Waldmeister 710 was the CASC-J7 UEQ winner.

Zipperposition 1.5

Petar Vukmirović
Vrije Universiteit Amsterdam, The Netherlands

Architecture

Zipperposition is a superposition-based theorem prover for typed first-order logic with equality and higher-order logic. It is a pragmatic implementation of a recently developed complete calculus for Boolean-free higher-order logic [BB+19]. It features a number of extensions that include polymorphic types; linear arithmetic on integers and rationals using a specialized set of first-order inference rules; datatypes with structural induction; user-defined rewriting on terms and formulas ("deduction modulo theories"); a lightweight variant of AVATAR for case splitting; first-class booleans [KK+16]. The core architecture of the prover is based on saturation with an extensible set of rules for inferences and simplifications. The initial calculus and main loop were imitations of an old version of E [Sch02], but there are many more rules nowadays. A summary of the calculus for integer arithmetic and induction can be found in [Cru15].

Strategies

The system uses various strategies in a portfolio. The strategies have been chosen by manual inspection of different TPTP problems.
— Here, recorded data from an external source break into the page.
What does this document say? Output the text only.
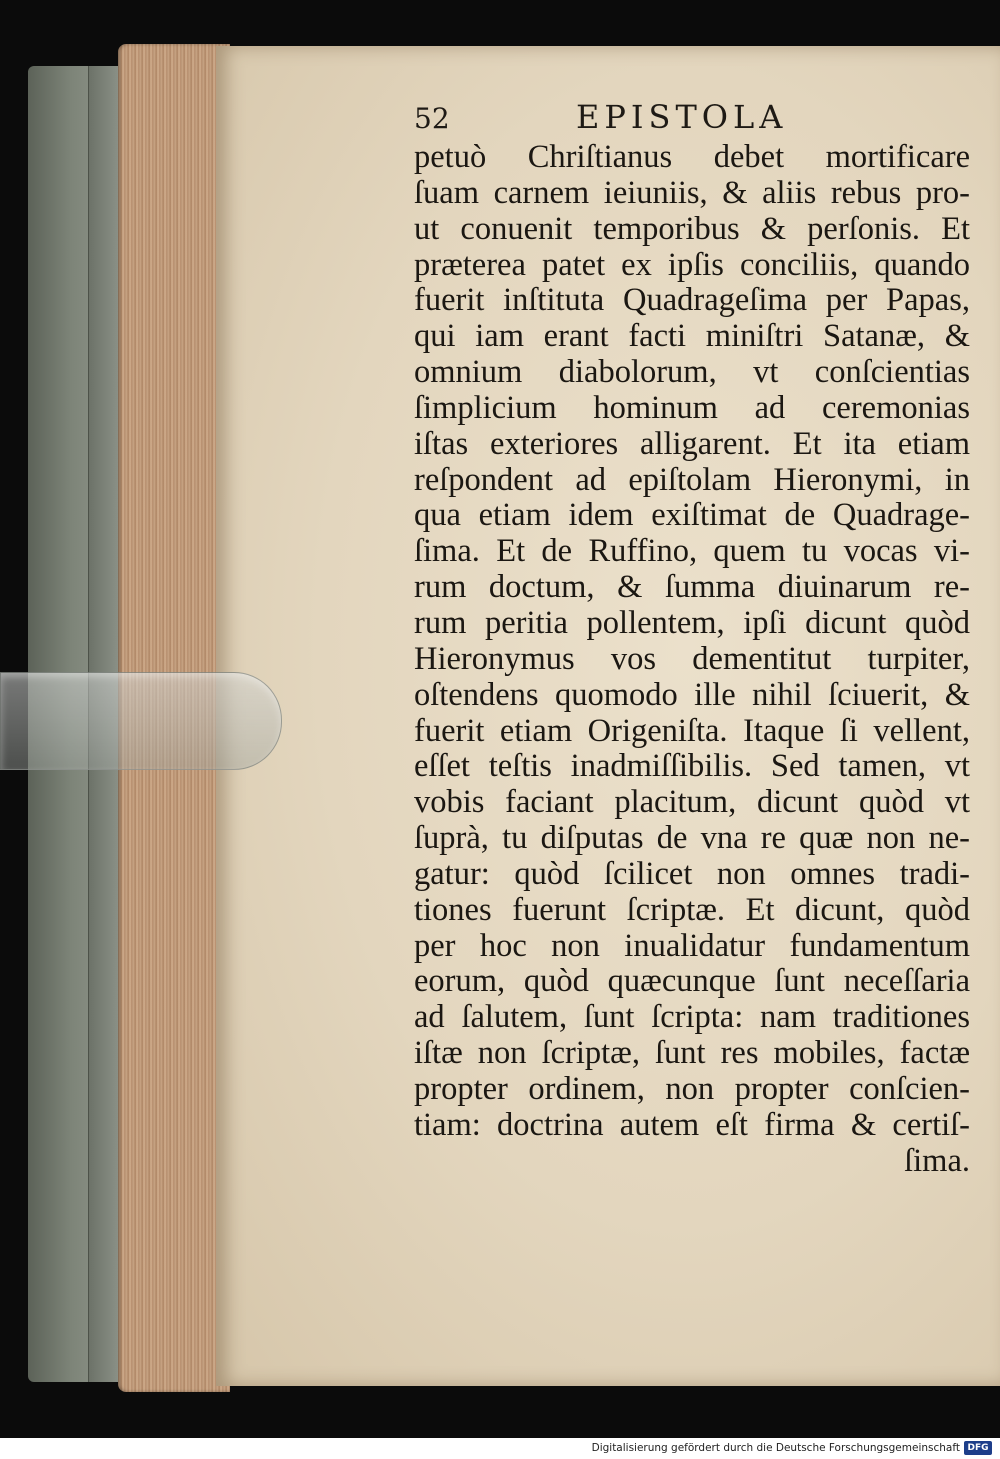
52	EPISTOLA
petuò Chriſtianus debet mortificare
ſuam carnem ieiuniis, & aliis rebus pro-
ut conuenit temporibus & perſonis. Et
præterea patet ex ipſis conciliis, quando
fuerit inſtituta Quadrageſima per Papas,
qui iam erant facti miniſtri Satanæ, &
omnium diabolorum, vt conſcientias
ſimplicium hominum ad ceremonias
iſtas exteriores alligarent. Et ita etiam
reſpondent ad epiſtolam Hieronymi, in
qua etiam idem exiſtimat de Quadrage-
ſima. Et de Ruffino, quem tu vocas vi-
rum doctum, & ſumma diuinarum re-
rum peritia pollentem, ipſi dicunt quòd
Hieronymus vos dementitut turpiter,
oſtendens quomodo ille nihil ſciuerit, &
fuerit etiam Origeniſta. Itaque ſi vellent,
eſſet teſtis inadmiſſibilis. Sed tamen, vt
vobis faciant placitum, dicunt quòd vt
ſuprà, tu diſputas de vna re quæ non ne-
gatur: quòd ſcilicet non omnes tradi-
tiones fuerunt ſcriptæ. Et dicunt, quòd
per hoc non inualidatur fundamentum
eorum, quòd quæcunque ſunt neceſſaria
ad ſalutem, ſunt ſcripta: nam traditiones
iſtæ non ſcriptæ, ſunt res mobiles, factæ
propter ordinem, non propter conſcien-
tiam: doctrina autem eſt firma & certiſ-
ſima.
Digitalisierung gefördert durch die Deutsche Forschungsgemeinschaft DFG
Most of them are inspired by efficient strategies used in E. Portfolio mode differentiates higher-order problems from the first-order ones. If the problem is first-order all higher-order prover features are turned off. Other than that, the portfolio is static and does not depend on the syntactic properties of the problem.

Implementation

The prover is implemented in OCaml, and has been around for seven years. Term indexing is done using fingerprints for unification, perfect discrimination trees for rewriting, and feature vectors for subsumption. Some inference rules such as contextual literal cutting make heavy use of subsumption. For higher-order problems some strategies use E prover, running in lambda-free higher-order mode, as an end-game backend prover. The code can be found at 
    https://github.com/c-cube/zipperposition
and is entirely free software (BSD-licensed). Zipperposition can also output graphic proofs using graphviz. Some tools to perform type inference and clausification for typed formulas are also provided, as well as a separate library for dealing with terms and formulas [Cru15].

Expected Competition Performance

The prover is expected to have average performance on FOF, similar to Prover9, and a decent performance on THF, but still slightly behind last year's CASC winners.